Florida School District Declared Desegregated

     The Jefferson County School District in Florida has been declared desegregated, 44 years after the federal government took legal action against it.
     (CN) – Forty-four years after being sued by the federal government, the Jefferson County School District in Florida has met its obligation to desegregate its public schools, a federal judge ruled.
     The government sued the district, which is located in northern Florida, at the top of the bend in the state’s panhandle, on July 9, 1970. At the time the government said the district hadn’t done enough to balance the racial population of the district or to eliminate perceived bias in the hiring of faculty and staff, transportation and extracurricular activities.

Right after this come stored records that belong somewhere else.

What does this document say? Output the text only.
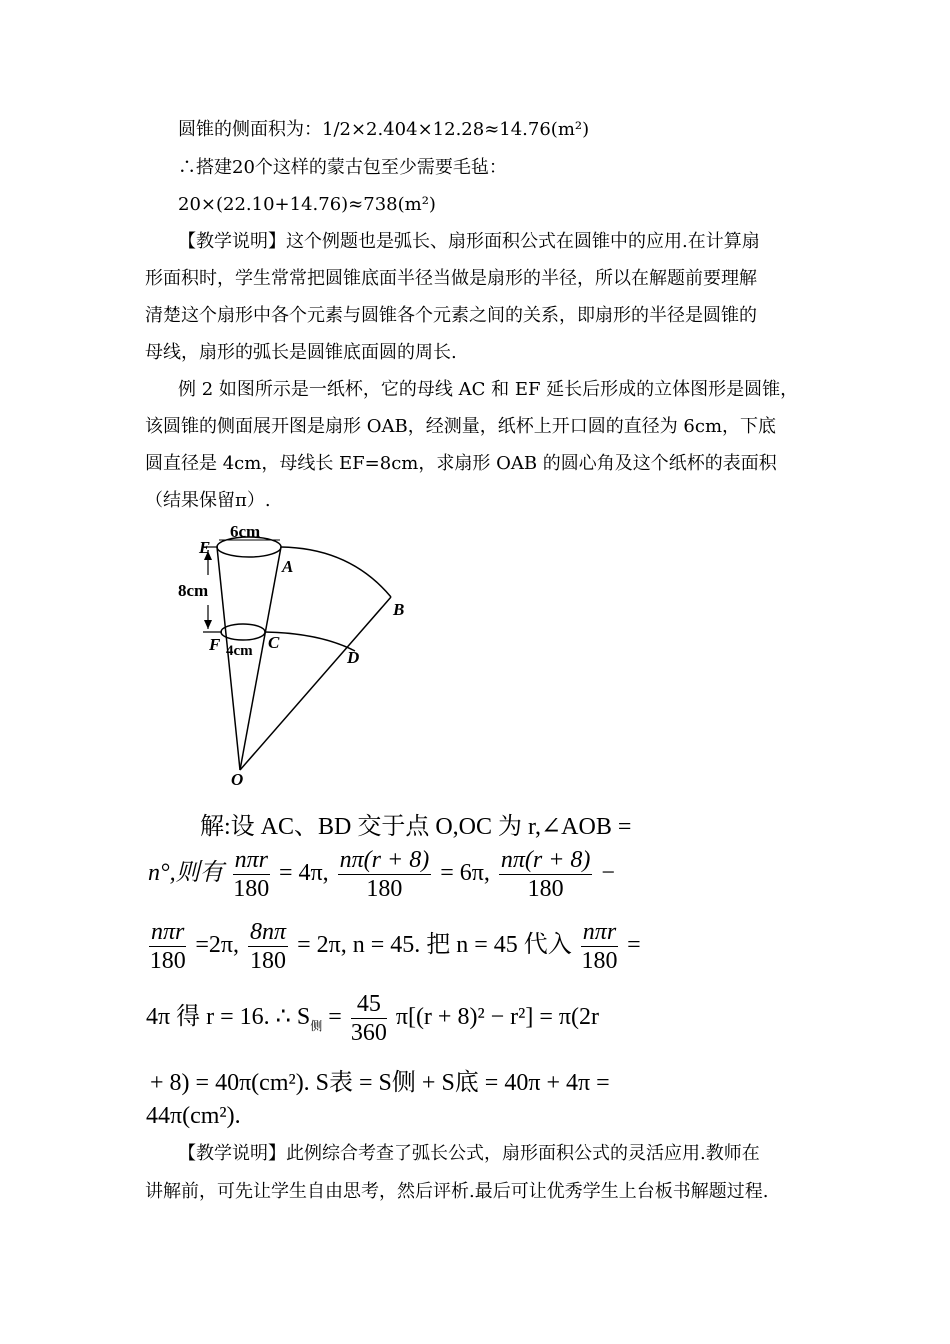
圆锥的侧面积为：1/2×2.404×12.28≈14.76(m²)
∴搭建20个这样的蒙古包至少需要毛毡：
20×(22.10+14.76)≈738(m²)
【教学说明】这个例题也是弧长、扇形面积公式在圆锥中的应用.在计算扇
形面积时，学生常常把圆锥底面半径当做是扇形的半径，所以在解题前要理解
清楚这个扇形中各个元素与圆锥各个元素之间的关系，即扇形的半径是圆锥的
母线，扇形的弧长是圆锥底面圆的周长.
例 2 如图所示是一纸杯，它的母线 AC 和 EF 延长后形成的立体图形是圆锥，
该圆锥的侧面展开图是扇形 OAB，经测量，纸杯上开口圆的直径为 6cm，下底
圆直径是 4cm，母线长 EF=8cm，求扇形 OAB 的圆心角及这个纸杯的表面积
（结果保留π）.
6cm
8cm
4cm
E
A
B
F	C
D
O
解:设 AC、BD 交于点 O,OC 为 r,∠AOB =
n°,则有 $\frac{\text{nπr}}{180} = 4\pi$, $\frac{n\pi(r + 8)}{180} = 6\pi$, $\frac{n\pi(r + 8)}{180}$ −
$\frac{\text{nπr}}{180} =2\pi$, $\frac{8n\pi}{180} = 2\pi$, n = 45. 把 n = 45 代入 $\frac{\text{nπr}}{180}$ =
4π 得 r = 16. ∴ $S_侧 = \frac{45}{360} \pi[(r + 8)^2 - r^2] = \pi(2r$
+ 8) = 40π(cm²). S表 = S侧 + S底 = 40π + 4π =
44π(cm²).
【教学说明】此例综合考查了弧长公式，扇形面积公式的灵活应用.教师在
讲解前，可先让学生自由思考，然后评析.最后可让优秀学生上台板书解题过程.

     In August 1970 the federal court in Tallahassee, Fla., enjoined the district from operating racially segregated schools, and in August 1976, it approved a desegregation plan hashed out by the district and federal regulators. The court then placed the case on its inactive docket, pending further developments.
     On January 5, 2012, the government moved to have the case returned to the active docket as it planned to investigate whether the district had achieved the goals outlined nearly four decades earlier.

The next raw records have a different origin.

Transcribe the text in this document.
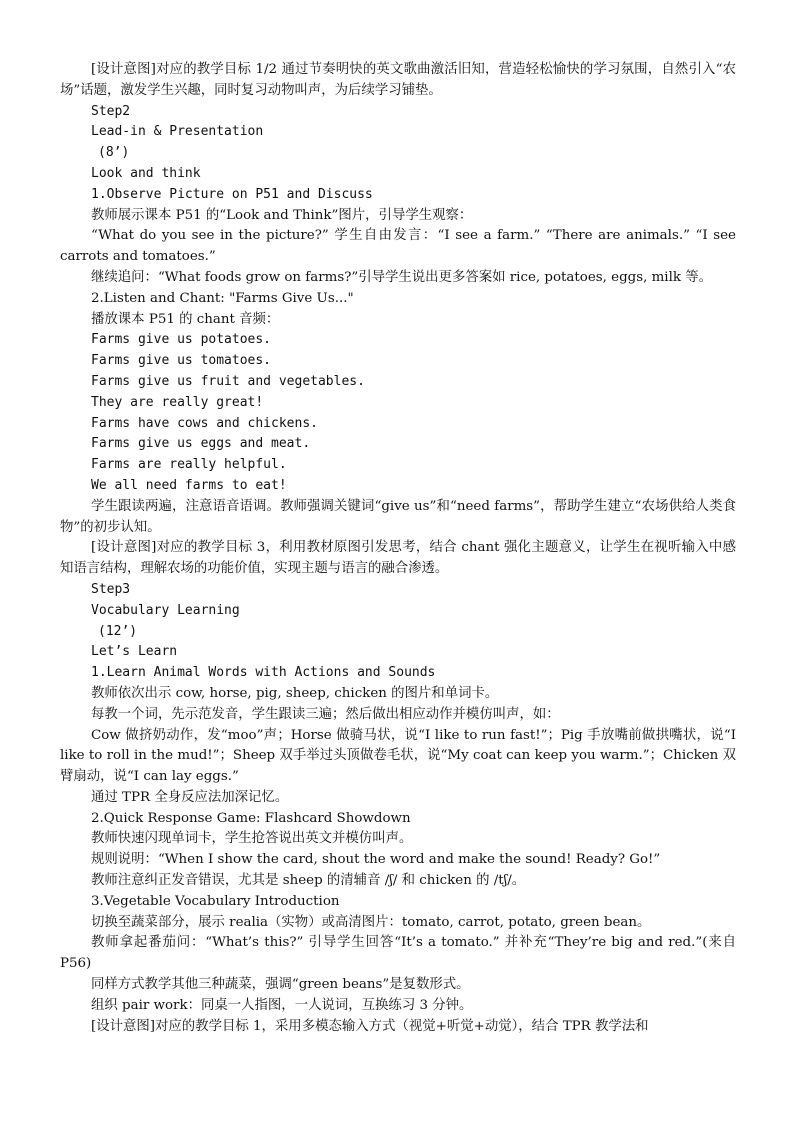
[设计意图]对应的教学目标 1/2 通过节奏明快的英文歌曲激活旧知，营造轻松愉快的学习氛围，自然引入“农场”话题，激发学生兴趣，同时复习动物叫声，为后续学习铺垫。

Step2

Lead-in & Presentation

(8’)

Look and think

1.Observe Picture on P51 and Discuss

教师展示课本 P51 的“Look and Think”图片，引导学生观察：

“What do you see in the picture?” 学生自由发言：“I see a farm.” “There are animals.” “I see carrots and tomatoes.”

继续追问：“What foods grow on farms?”引导学生说出更多答案如 rice, potatoes, eggs, milk 等。

2.Listen and Chant: "Farms Give Us..."

播放课本 P51 的 chant 音频：

Farms give us potatoes.

Farms give us tomatoes.

Farms give us fruit and vegetables.

They are really great!

Farms have cows and chickens.

Farms give us eggs and meat.

Farms are really helpful.

We all need farms to eat!

学生跟读两遍，注意语音语调。教师强调关键词“give us”和“need farms”，帮助学生建立“农场供给人类食物”的初步认知。

[设计意图]对应的教学目标 3，利用教材原图引发思考，结合 chant 强化主题意义，让学生在视听输入中感知语言结构，理解农场的功能价值，实现主题与语言的融合渗透。

Step3

Vocabulary Learning

(12’)

Let’s Learn

1.Learn Animal Words with Actions and Sounds

教师依次出示 cow, horse, pig, sheep, chicken 的图片和单词卡。

每教一个词，先示范发音，学生跟读三遍；然后做出相应动作并模仿叫声，如：

Cow 做挤奶动作，发“moo”声；Horse 做骑马状，说“I like to run fast!”；Pig 手放嘴前做拱嘴状，说“I like to roll in the mud!”；Sheep 双手举过头顶做卷毛状，说“My coat can keep you warm.”；Chicken 双臂扇动，说“I can lay eggs.”

通过 TPR 全身反应法加深记忆。

2.Quick Response Game: Flashcard Showdown

教师快速闪现单词卡，学生抢答说出英文并模仿叫声。

规则说明：“When I show the card, shout the word and make the sound! Ready? Go!”

教师注意纠正发音错误，尤其是 sheep 的清辅音 /ʃ/ 和 chicken 的 /tʃ/。

3.Vegetable Vocabulary Introduction

切换至蔬菜部分，展示 realia（实物）或高清图片：tomato, carrot, potato, green bean。

教师拿起番茄问：“What’s this?” 引导学生回答“It’s a tomato.” 并补充“They’re big and red.”(来自 P56)

同样方式教学其他三种蔬菜，强调“green beans”是复数形式。

组织 pair work：同桌一人指图，一人说词，互换练习 3 分钟。

[设计意图]对应的教学目标 1，采用多模态输入方式（视觉+听觉+动觉），结合 TPR 教学法和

     The government was pleased by what it found. For instance, on the classroom level, federal investigators found no evidence that classroom assignment decisions improperly considered race; rather they said, the “[d]district assigns students to different classes based on ability.”

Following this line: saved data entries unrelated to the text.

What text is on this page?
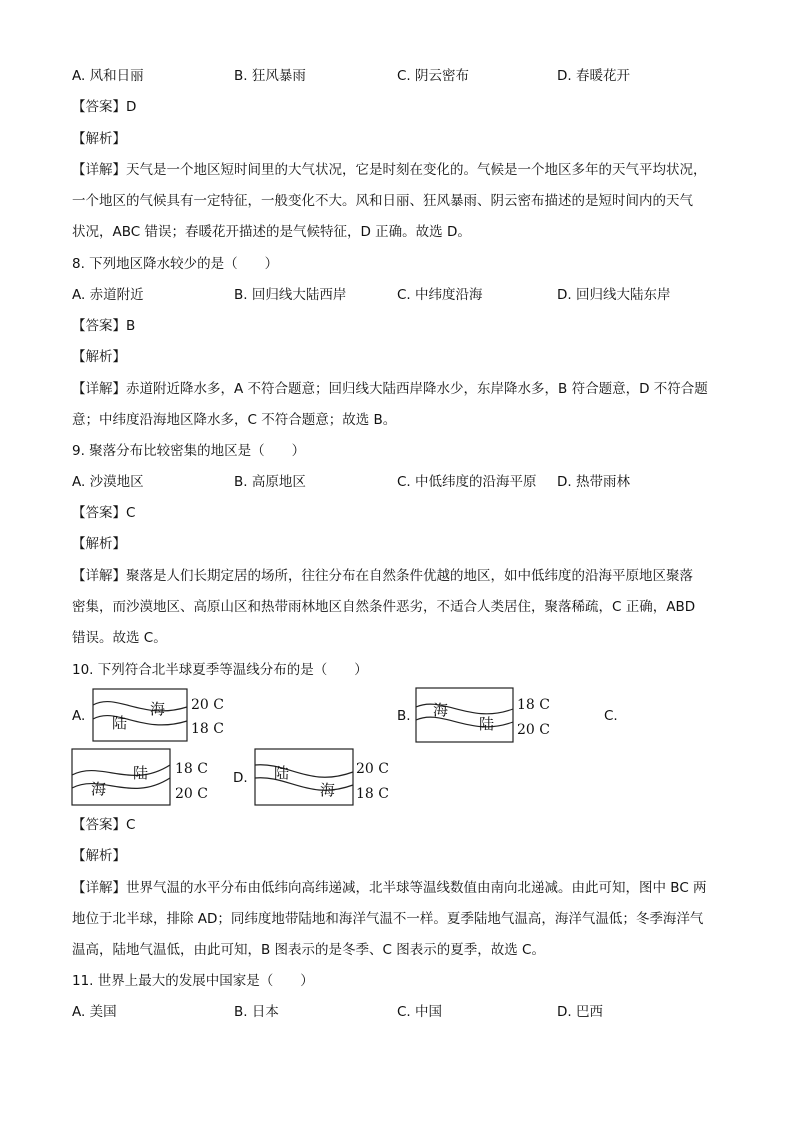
A. 风和日丽	B. 狂风暴雨	C. 阴云密布	D. 春暖花开
【答案】D
【解析】
【详解】天气是一个地区短时间里的大气状况，它是时刻在变化的。气候是一个地区多年的天气平均状况，
一个地区的气候具有一定特征，一般变化不大。风和日丽、狂风暴雨、阴云密布描述的是短时间内的天气
状况，ABC 错误；春暖花开描述的是气候特征，D 正确。故选 D。
8. 下列地区降水较少的是（　　）
A. 赤道附近	B. 回归线大陆西岸	C. 中纬度沿海	D. 回归线大陆东岸
【答案】B
【解析】
【详解】赤道附近降水多，A 不符合题意；回归线大陆西岸降水少，东岸降水多，B 符合题意，D 不符合题
意；中纬度沿海地区降水多，C 不符合题意；故选 B。
9. 聚落分布比较密集的地区是（　　）
A. 沙漠地区	B. 高原地区	C. 中低纬度的沿海平原 D. 热带雨林
【答案】C
【解析】
【详解】聚落是人们长期定居的场所，往往分布在自然条件优越的地区，如中低纬度的沿海平原地区聚落
密集，而沙漠地区、高原山区和热带雨林地区自然条件恶劣，不适合人类居住，聚落稀疏，C 正确，ABD
错误。故选 C。
10. 下列符合北半球夏季等温线分布的是（　　）
A. 陆
海 20 C
18 C
B. 海
陆
18 C
20 C
C.
海
陆 18 C
20 C
D. 陆
海
20 C
18 C
【答案】C
【解析】
【详解】世界气温的水平分布由低纬向高纬递减，北半球等温线数值由南向北递减。由此可知，图中 BC 两
地位于北半球，排除 AD；同纬度地带陆地和海洋气温不一样。夏季陆地气温高，海洋气温低；冬季海洋气
温高，陆地气温低，由此可知，B 图表示的是冬季、C 图表示的夏季，故选 C。
11. 世界上最大的发展中国家是（　　）
A. 美国	B. 日本	C. 中国	D. 巴西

     In regard to staffing, the government said it found no case were the racial composition of staff indicated that a school in the district was intended for black or white students.
     The government also concluded that facilities and extracurricular activities were available equally to all students in the district.
     And while the majority of students bussed in the district were black and that some all-black schools remained in Jefferson County, the investigators concluded this was caused by shifting housing patterns and changes in enrollment rather than intentional segregation.
     “Based on the foregoing analysis, the Court finds that the school district has fully and satisfactorily (1) complied with the court’s desegregation orders for a reasonable period of time, (2) eliminated the vestiges of past de jure discrimination to the extent practicable, and (3) demonstrated a good faith commitment to the while the Court’s desegregation order,” Senior U.S. District Judge Maurice Paul wrote.
     As a result, “[t]he Jefferson County School District is declared unitary, all prior injunctions in this case are dissolved, jurisdiction is terminated, and this case is dismissed with prejudice,” Judge Paul said.
     The case, however, remains in place for two other north Florida entities: the Gadsden County School District and the Jackson County School District.